John Quincy Adams to James Madison, 18 August 1834
Quincy 18. August 1834
Dear Sir
Your favour of the 30th. ulto. with its enclosures would have been received with unmingled pleasure, but for the alloy of its intimations with regard to the state of your health—The partial relief which you have recently enjoyed, I will hope may have been symptomatic of a more general renovation, and reserve for you yet years of comfort and tranquility to witness the continual gigantic growth and unparalleled prosperity of our Country.
Mr George Joy was an acquaintance of my early youth, and a member of a family whose intimacy with mine ascends to another generation, and antedates our Revolution of Independence—In the course of that struggle the family separated into two parts, one of which yet remains in this Country and the other definitively emigrated and settled in the fatherland—Mr George Joy has led the life of a Bachelor residing at least for the last twenty years, and I know not how many more at the two places whence his Letter to Sir George Graham, and his letter to you are dated—that is at Pentonville, and at N. 12 Paper buildings in the Temple—London—busying himself sometimes with trade and sometimes with Politics, and bearing a characer congenial to his residences, about one half Englishman and the other half American.
During the time of our serious controversies with Great Britain, upon the conflicting pretensions of neutral and belligerent rights, Mr Joy was always extremely solicitous for the preservation, and then for the restoration of Peace between the two Countries—He claimed to belong to both, and was one of those few persons who as a native of Massachusetts, born before the Revolution, and having only a transient domicil in England since, might have a reasonable claim to the rights of citizenship or of subjection transferable with his person, at his own option—
At the time of the issuing of the Orders in Council of Novr 1807—the immediate causes of our subsequent embargo and for sometime before and after Mr Joy’s position was such as gave him the means of obtaining information of the contemplated measures of the British Cabinet, before it was their intention to make them known; and I think I have heard him state that he had communicated to you the intention to issue those orders in Council, some time before they were published. I know he was afterwards a copious writer both for the National Intelligencer and of pamphlets published in England—always with good intentions; but not always with good effect, so far as that could consist in producing an useful result or in giving satisfaction to either of the parties at strife.

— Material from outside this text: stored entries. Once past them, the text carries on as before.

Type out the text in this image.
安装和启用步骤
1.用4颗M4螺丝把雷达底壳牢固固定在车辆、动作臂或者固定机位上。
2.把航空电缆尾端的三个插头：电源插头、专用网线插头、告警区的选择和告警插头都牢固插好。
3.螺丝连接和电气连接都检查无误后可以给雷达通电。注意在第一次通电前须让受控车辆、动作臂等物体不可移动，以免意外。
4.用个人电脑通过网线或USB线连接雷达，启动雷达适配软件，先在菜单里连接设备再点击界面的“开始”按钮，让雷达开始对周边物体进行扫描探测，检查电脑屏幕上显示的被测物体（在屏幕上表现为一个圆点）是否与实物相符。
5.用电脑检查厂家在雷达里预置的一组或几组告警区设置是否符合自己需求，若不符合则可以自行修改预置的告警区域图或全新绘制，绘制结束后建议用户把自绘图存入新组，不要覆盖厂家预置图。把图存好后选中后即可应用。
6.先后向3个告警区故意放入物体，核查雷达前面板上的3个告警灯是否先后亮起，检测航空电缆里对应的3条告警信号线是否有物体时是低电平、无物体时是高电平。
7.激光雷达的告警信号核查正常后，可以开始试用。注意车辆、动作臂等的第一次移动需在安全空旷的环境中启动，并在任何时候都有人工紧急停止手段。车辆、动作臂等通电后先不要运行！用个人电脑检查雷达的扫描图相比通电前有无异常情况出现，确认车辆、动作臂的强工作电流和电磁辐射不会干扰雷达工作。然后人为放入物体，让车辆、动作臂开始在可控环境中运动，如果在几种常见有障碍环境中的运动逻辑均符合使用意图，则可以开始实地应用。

His Letter to Sir George Graham of the 12th of April last seems to me like a resurrection of dry bones—In the present and probably future state of the civilized world, I can hardly conceive of another War for naval dominion, to which the United States can be neutral—
Still less can I imagine that in any future naval War, the British Government will again deliberately and perseveringly resort to the practice of impressment from our merchant vessels—It would perhaps be a favourable time for negotiating an arrangement of the question with the British Government, but I should more than doubt the expediency of making to them now the concessions for its adjustment, which the Commissioners at Ghent were authorised to propose. Mr Joy says I gave it to him as my opinion that the question would be settled only by "hard knocks"—but I now hope they will not be necessary—There seems a probability that the practice of impressment within the realm of England itself will ere long be abolished, and with the lapse of time the identity of language and tribe between the British and American Seaman will be constantly wearing away—so that there will be no pretext left for mistaking them for one another.
Mr Joy’s account of the reception of General La Fayette at Hamburg by our Countrymen, after his liberation from the prison at Olmutz is quite interesting—I have a vivid remembrance of that incident, having passed through Hamburg, a very few days after it occurred—I will ask your permission to retain that Letter for a reperusal, and perhaps for reference, should the task assigned to me by the two houses of Congress not prove arduous beyond my strength—I will return it hereafter; but no longer detain the other Letters—And this course I the more readily take as it will afford me another opportunity of renewing to you the undeviating and grateful respect for your character and person, which I shall carry with me to the last hour of my life
John Quincy Adams.
RC (Munson-Williams-Proctor Institute); letterbook copy (MHi: Adams Papers).